MP-RJ ignorou eventual adulteração em gravações da portaria de Bolsonaro

Segundo reportagem da Folha, as bases da perícia teriam sido feitas a toque de caixa na quarta-feira (30), antes da entrevista coletiva dada à imprensa sobre o caso

[MP-RJ ignorou eventual adulteração em gravações da portaria de Bolsonaro]
Foto : Reprodução/ TV Globo

Por Juliana Almirante no dia 01 de Novembro de 2019 ⋅ 08:20

Documento apresentado à Justiça aponta que a perícia feita pelo Ministério Público do Rio de Janeiro (MP-RJ) no sistema de gravações da portaria do condomínio do presidente Jair Bolsonaro não avaliou a possibilidade de algum arquivo ter sido apagado ou renomeado antes de ter sido entregue às autoridades.

De acordo com a Folha, foi com base nessa análise que a promotoria classificou como falsa a declaração do porteiro do condomínio Vivendas da Barra contra o presidente. 

As promotoras envolvidas no caso sustentam que o policial militar aposentado Ronnie Lessa, acusado de matar a vereadora Marielle Franco (PSOL), foi quem autorizou a entrada de Élcio Queiroz, ex-PM também envolvido no crime.

O documento mostra também que as bases da perícia teriam sido feitas a toque de caixa na quarta-feira (30), antes da entrevista coletiva dada à imprensa sobre o caso. 

Em nota, o MP-RJ disse que o objetivo da perícia era somente instruir a ação penal contra os acusados de matar a vereadora, provando o encontro dos dois réus. 

A Promotoria afirma ainda que espera autorização do Supremo Tribunal Federal (STF) para continuar a investigação que apura quem é o mandante do crime. Até então, esse é o procedimento no qual o nome do presidente foi citado.

Conforme o MP-RJ, há registro de interfone para a casa 65 (enquanto a casa de Bolsonaro é a de número 58), e a entrada de Élcio foi autorizada pelo morador do imóvel, Ronnie Lessa.

A mídia com a gravação foi entregue à Polícia Civil no último dia 7, pelo síndico do condomínio. A entrega ocorreu dois dias depois de os policiais terem feito busca e apreensão na portaria do Vivendas da Barra, em busca da planilha de controle de entrada de visitantes.

Segundo a reportagem, documento aponta que os técnicos não tiveram acesso ao computador de onde os dados foram retirados.
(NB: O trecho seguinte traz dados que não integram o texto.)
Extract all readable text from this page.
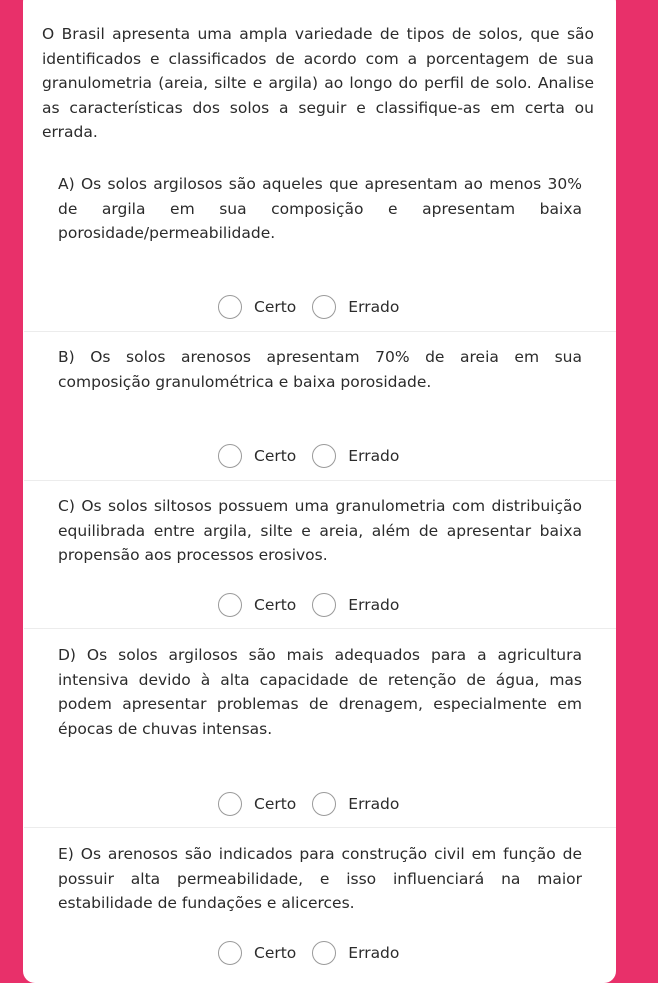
O Brasil apresenta uma ampla variedade de tipos de solos, que são identificados e classificados de acordo com a porcentagem de sua granulometria (areia, silte e argila) ao longo do perfil de solo. Analise as características dos solos a seguir e classifique-as em certa ou errada.
A) Os solos argilosos são aqueles que apresentam ao menos 30% de argila em sua composição e apresentam baixa porosidade/permeabilidade.
Certo	Errado
B) Os solos arenosos apresentam 70% de areia em sua composição granulométrica e baixa porosidade.
Certo	Errado
C) Os solos siltosos possuem uma granulometria com distribuição equilibrada entre argila, silte e areia, além de apresentar baixa propensão aos processos erosivos.
Certo	Errado
D) Os solos argilosos são mais adequados para a agricultura intensiva devido à alta capacidade de retenção de água, mas podem apresentar problemas de drenagem, especialmente em épocas de chuvas intensas.
Certo	Errado
E) Os arenosos são indicados para construção civil em função de possuir alta permeabilidade, e isso influenciará na maior estabilidade de fundações e alicerces.
Certo	Errado
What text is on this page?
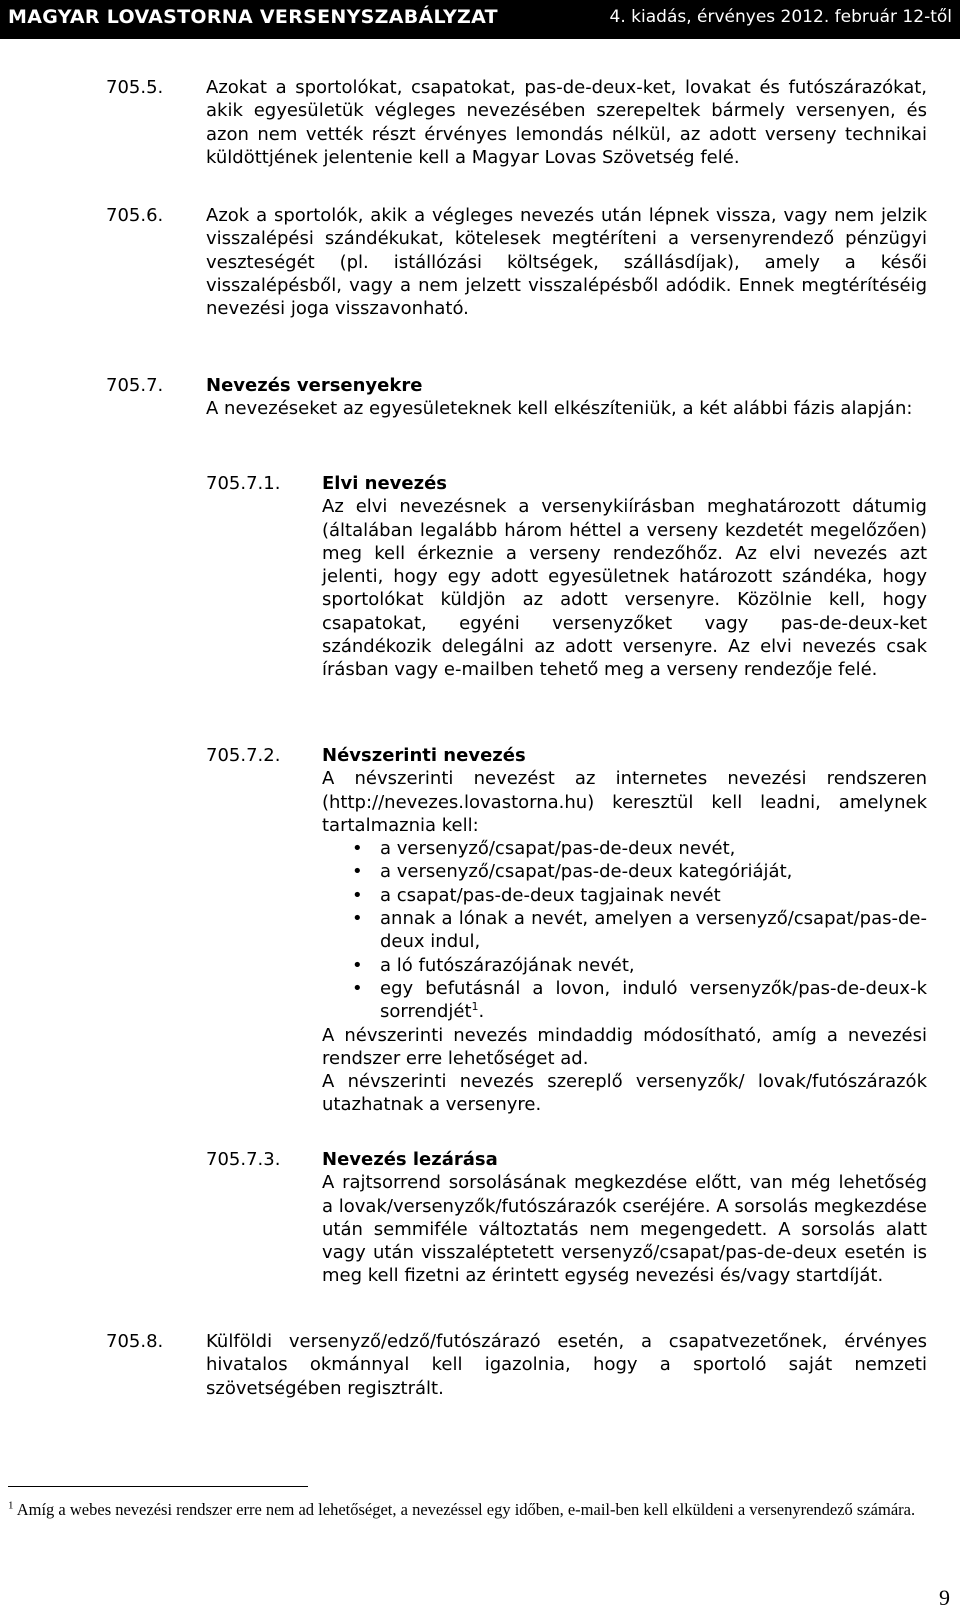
MAGYAR LOVASTORNA VERSENYSZABÁLYZAT	4. kiadás, érvényes 2012. február 12-től
705.5. Azokat a sportolókat, csapatokat, pas-de-deux-ket, lovakat és futószárazókat, akik egyesületük végleges nevezésében szerepeltek bármely versenyen, és azon nem vették részt érvényes lemondás nélkül, az adott verseny technikai küldöttjének jelentenie kell a Magyar Lovas Szövetség felé.
705.6. Azok a sportolók, akik a végleges nevezés után lépnek vissza, vagy nem jelzik visszalépési szándékukat, kötelesek megtéríteni a versenyrendező pénzügyi veszteségét (pl. istállózási költségek, szállásdíjak), amely a késői visszalépésből, vagy a nem jelzett visszalépésből adódik. Ennek megtérítéséig nevezési joga visszavonható.
705.7. Nevezés versenyekre
A nevezéseket az egyesületeknek kell elkészíteniük, a két alábbi fázis alapján:
705.7.1. Elvi nevezés
Az elvi nevezésnek a versenykiírásban meghatározott dátumig (általában legalább három héttel a verseny kezdetét megelőzően) meg kell érkeznie a verseny rendezőhőz. Az elvi nevezés azt jelenti, hogy egy adott egyesületnek határozott szándéka, hogy sportolókat küldjön az adott versenyre. Közölnie kell, hogy csapatokat, egyéni versenyzőket vagy pas-de-deux-ket szándékozik delegálni az adott versenyre. Az elvi nevezés csak írásban vagy e-mailben tehető meg a verseny rendezője felé.
705.7.2. Névszerinti nevezés
A névszerinti nevezést az internetes nevezési rendszeren (http://nevezes.lovastorna.hu) keresztül kell leadni, amelynek tartalmaznia kell:
• a versenyző/csapat/pas-de-deux nevét,
• a versenyző/csapat/pas-de-deux kategóriáját,
• a csapat/pas-de-deux tagjainak nevét
• annak a lónak a nevét, amelyen a versenyző/csapat/pas-de-deux indul,
• a ló futószárazójának nevét,
• egy befutásnál a lovon, induló versenyzők/pas-de-deux-k sorrendjét$^1$.
A névszerinti nevezés mindaddig módosítható, amíg a nevezési rendszer erre lehetőséget ad.
A névszerinti nevezés szereplő versenyzők/ lovak/futószárazók utazhatnak a versenyre.
705.7.3. Nevezés lezárása
A rajtsorrend sorsolásának megkezdése előtt, van még lehetőség a lovak/versenyzők/futószárazók cseréjére. A sorsolás megkezdése után semmiféle változtatás nem megengedett. A sorsolás alatt vagy után visszaléptetett versenyző/csapat/pas-de-deux esetén is meg kell fizetni az érintett egység nevezési és/vagy startdíját.
705.8. Külföldi versenyző/edző/futószárazó esetén, a csapatvezetőnek, érvényes hivatalos okmánnyal kell igazolnia, hogy a sportoló saját nemzeti szövetségében regisztrált.
$^1$ Amíg a webes nevezési rendszer erre nem ad lehetőséget, a nevezéssel egy időben, e-mail-ben kell elküldeni a versenyrendező számára.
9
Ouvido pela Folha, o presidente da Associação Brasileira de Criminalística, Leandro Cerqueira, disse que, sem acesso à máquina em que os arquivos foram gravados, não é possível identificar se um arquivo foi apagado ou renomeado. 
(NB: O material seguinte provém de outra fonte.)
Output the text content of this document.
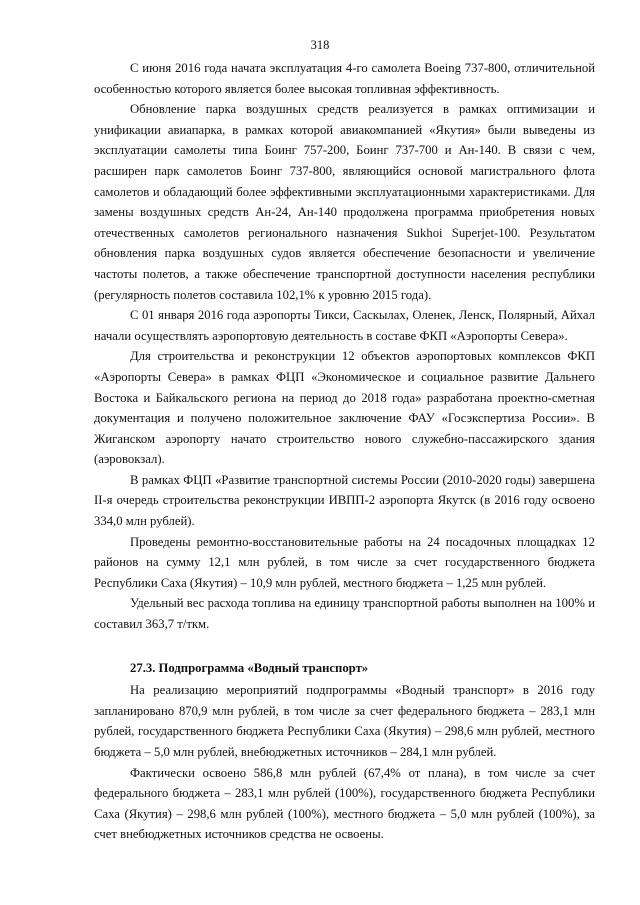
318

С июня 2016 года начата эксплуатация 4-го самолета Boeing 737-800, отличительной особенностью которого является более высокая топливная эффективность.

Обновление парка воздушных средств реализуется в рамках оптимизации и унификации авиапарка, в рамках которой авиакомпанией «Якутия» были выведены из эксплуатации самолеты типа Боинг 757-200, Боинг 737-700 и Ан-140. В связи с чем, расширен парк самолетов Боинг 737-800, являющийся основой магистрального флота самолетов и обладающий более эффективными эксплуатационными характеристиками. Для замены воздушных средств Ан-24, Ан-140 продолжена программа приобретения новых отечественных самолетов регионального назначения Sukhoi Superjet-100. Результатом обновления парка воздушных судов является обеспечение безопасности и увеличение частоты полетов, а также обеспечение транспортной доступности населения республики (регулярность полетов составила 102,1% к уровню 2015 года).

С 01 января 2016 года аэропорты Тикси, Саскылах, Оленек, Ленск, Полярный, Айхал начали осуществлять аэропортовую деятельность в составе ФКП «Аэропорты Севера».

Для строительства и реконструкции 12 объектов аэропортовых комплексов ФКП «Аэропорты Севера» в рамках ФЦП «Экономическое и социальное развитие Дальнего Востока и Байкальского региона на период до 2018 года» разработана проектно-сметная документация и получено положительное заключение ФАУ «Госэкспертиза России». В Жиганском аэропорту начато строительство нового служебно-пассажирского здания (аэровокзал).

В рамках ФЦП «Развитие транспортной системы России (2010-2020 годы) завершена II-я очередь строительства реконструкции ИВПП-2 аэропорта Якутск (в 2016 году освоено 334,0 млн рублей).

Проведены ремонтно-восстановительные работы на 24 посадочных площадках 12 районов на сумму 12,1 млн рублей, в том числе за счет государственного бюджета Республики Саха (Якутия) – 10,9 млн рублей, местного бюджета – 1,25 млн рублей.

Удельный вес расхода топлива на единицу транспортной работы выполнен на 100% и составил 363,7 т/ткм.

27.3. Подпрограмма «Водный транспорт»

На реализацию мероприятий подпрограммы «Водный транспорт» в 2016 году запланировано 870,9 млн рублей, в том числе за счет федерального бюджета – 283,1 млн рублей, государственного бюджета Республики Саха (Якутия) – 298,6 млн рублей, местного бюджета – 5,0 млн рублей, внебюджетных источников – 284,1 млн рублей.

Фактически освоено 586,8 млн рублей (67,4% от плана), в том числе за счет федерального бюджета – 283,1 млн рублей (100%), государственного бюджета Республики Саха (Якутия) – 298,6 млн рублей (100%), местного бюджета – 5,0 млн рублей (100%), за счет внебюджетных источников средства не освоены.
A perícia também foi alvo de críticas da Associação Nacional dos Peritos Criminais Federais. "É temerário o possível arquivamento de uma notícia de fato sem que tenha havido a solicitação do devido exame pericial oficial. Isso abre espaço para que tome conta do debate uma guerra de versões e opiniões, distantes da materialidade dos fatos", afirma nota do presidente da associação, Marcos Camargo.

Os documentos da Justiça apontam ainda que as promotoras do caso só enviaram na quarta-feira ao setor técnico as questões a serem respondidas sobre as gravações. O MP-RJ declara ter tido acesso aos arquivos no dia 15 de outubro.

Os autos da Justiça também não mencionam arquivos do circuito interno de TV do condomínio, para averiguar a versão de que Élcio entrou apenas uma vez no local naquele dia. Segundo a promotoria, não há, 17 meses após o crime, imagens de circuito interno do condomínio disponíveis.